More than 100 Afghans have arrived in the UK after being airlifted out of a neighbouring country by the RAF.
Two evacuation flights arrived in the UK carrying Afghans and British nationals, the Ministry of Defence (MoD) said.
While repatriation flights and individual relocations have been taking place since the end of August, the two airlifts were the first military relocations since the end of the evacuation from Kabul, known as Operation Pitting.
Defence Secretary Ben Wallace said the flights mark the beginning of more rescue missions to help those in need.
“In August we worked tirelessly to airlift more than 15,000 vulnerable Afghans and British nationals from Kabul to the UK," he said.
“As I made clear at the time, our commitment to the Afghan people did not end there. We are determined to do right by those who supported our Armed Forces for so many years and others who are at risk.
“These flights mark the beginning of what will be an enduring effort to relocate and support those who need our help.”
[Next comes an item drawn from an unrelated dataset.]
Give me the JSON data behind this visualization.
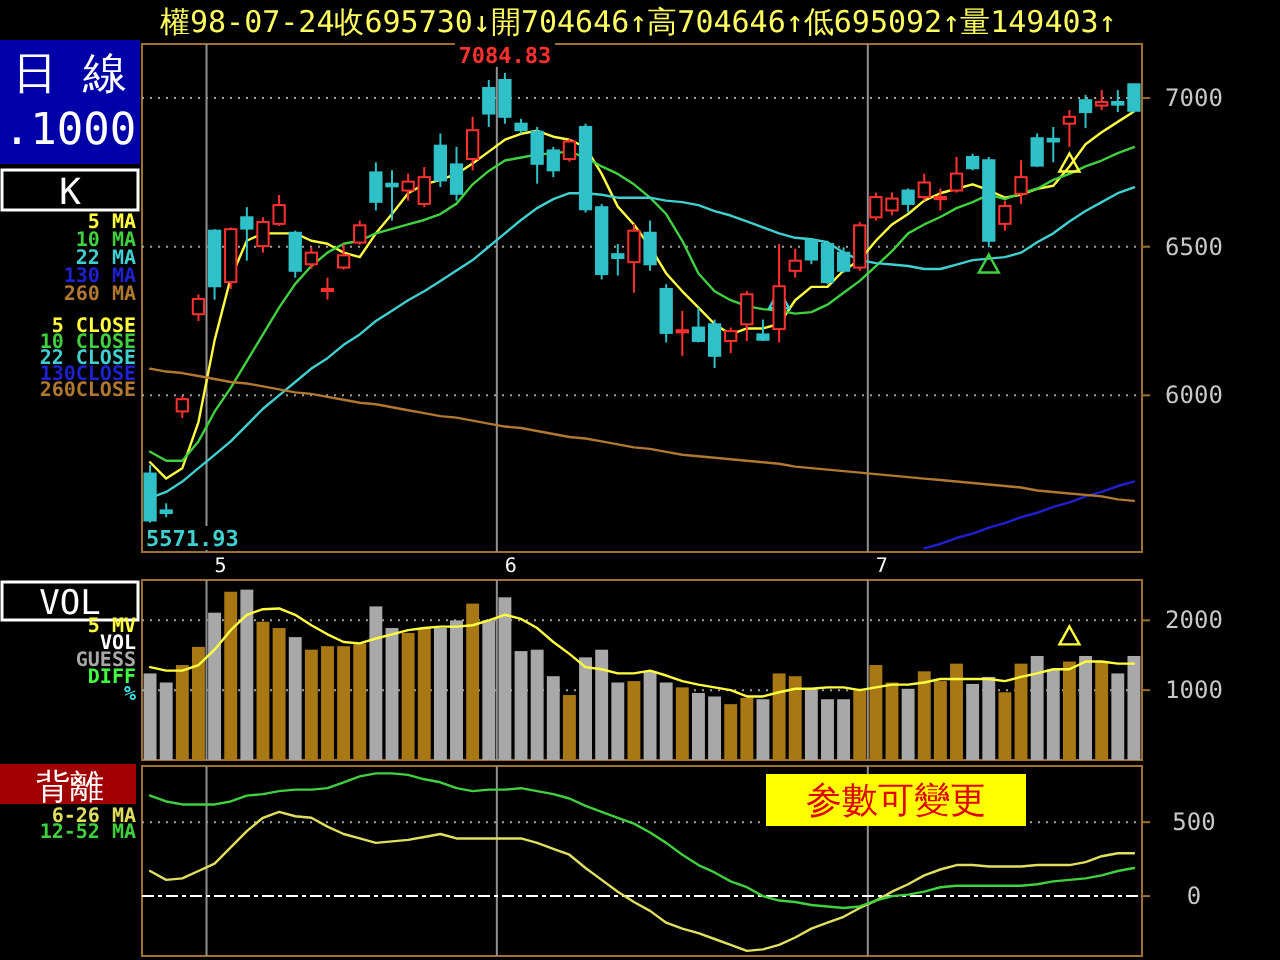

The MoD said more than 102 people had left Afghanistan from the unnamed third country across two flights, which have both now landed in the UK.
The department said those on board – vulnerable Afghans who fall under the Afghan Relocations and Assistance Policy (Arap) who are eligible for relocation to the UK, and British nationals – will now receive support, if needed.
Further flights are due to arrive in the UK in the coming weeks, with more eligible people on board.
On Saturday, Sweden's minister for international development co-operation, Per Olsson Fridh, said Afghanistan was on the brink of economic collapse.
"My concern is that the country is on the brink of collapse and that collapse is coming faster than we thought," he said, adding that economic freefall could provide an environment for terror groups to thrive.
The 27-country European Union, which includes Sweden, has increased humanitarian aid to Afghanistan since the Taliban came back to power but has halted its development assistance, a measure taken by many other countries and the World Bank.
The Red Cross on Friday urged the international community to engage with the Taliban, saying aid groups on their own could only provide temporary solutions.